Asos plunges again after warehouse crisis worsens

Shares in Asos plunged by a quarter on Thursday after the out-of-fashion retailer issued its third profit warning in just eight months.

The online operator is dealing with chaos at its warehouses and is in the midst of an IT overhaul.

Chief executive Nick Beighton admitted: “Embedding the change from the major overhaul of infrastructure and technology in our US and European warehouses has taken longer than we had anticipated, impacting our stock availability, sales and cost base in these regions.”

Profits for the year will be no more than £35 million, compared with £102 million last time. The City was expecting profits of £55 million until now.

Beighton says the warehouses transition is more expensive than thought, but insists this is a “short-term” problem.
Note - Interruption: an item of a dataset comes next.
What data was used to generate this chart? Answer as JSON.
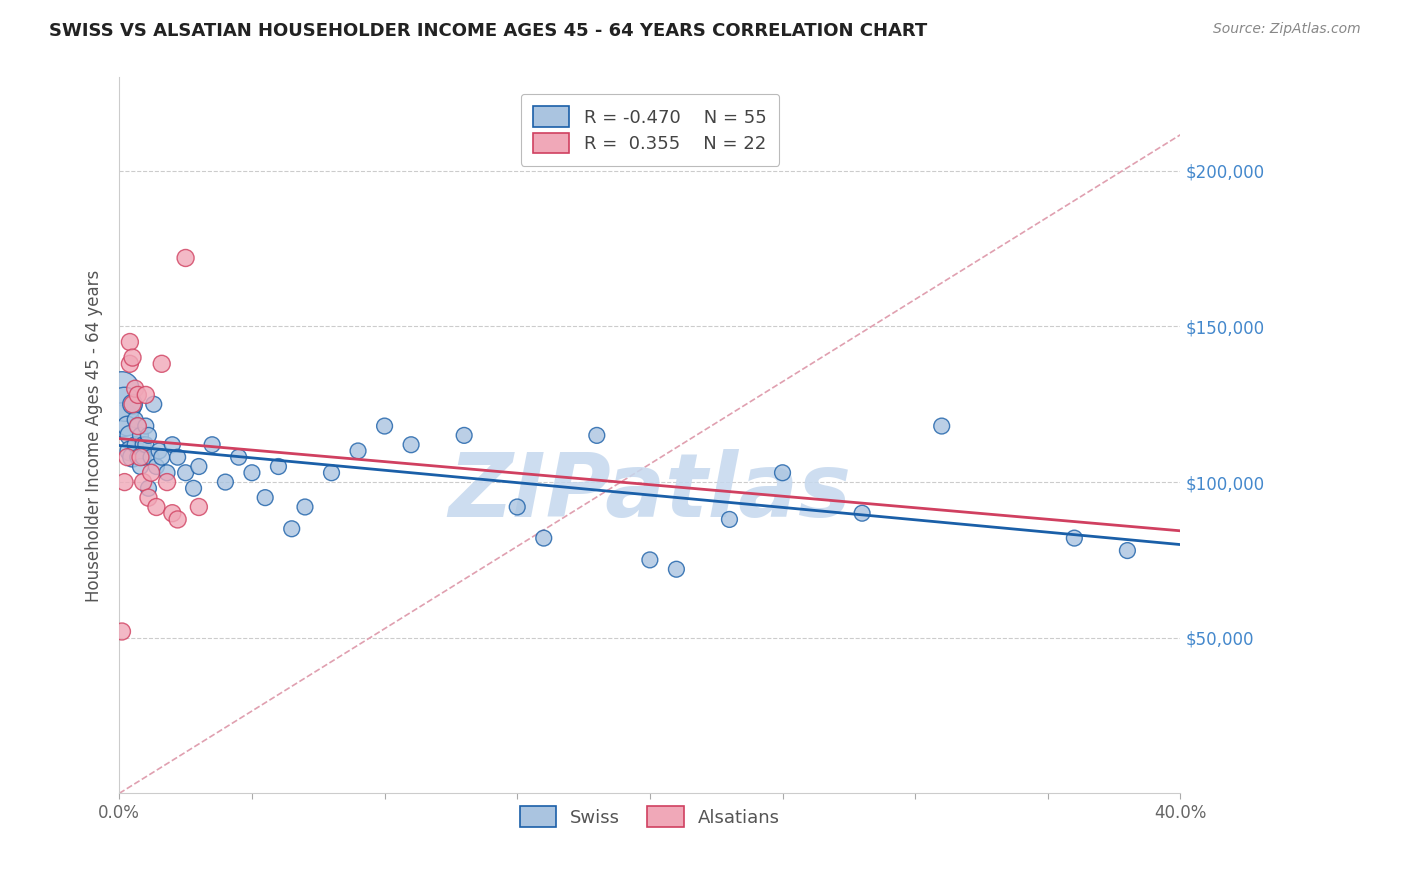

The shares tumbled 25% at first, but recovered some ground. They were off 14% at 2365p, which leaves Asos valued at £1.95 billion. That’s £600 million less than upstart rival Boohoo, which has grabbed market share.

Beighton added: “We are clear on the root causes of the operational challenges we have had, are making progress on resolving them, and now expect to complete these projects by the end of September.”

Asos’s status as a stock-market darling was already dented by profit warnings in December and March.

City analysts are watching it closely for signs that the strife on the high street is transferring to online retailers as consumers tighten spending. Nicholas Hyett at Hargreaves Lansdown, said: “Asos can be a bit of a Cinderella stock, struggling against the odds and still making it to the ball in the end.

“Growing pains have been a consistent problem at Asos over some years and this quarter is no exception. Not having stock available is a massive faux pas for a retailer and the cost of resolving the problems will eat into profits.”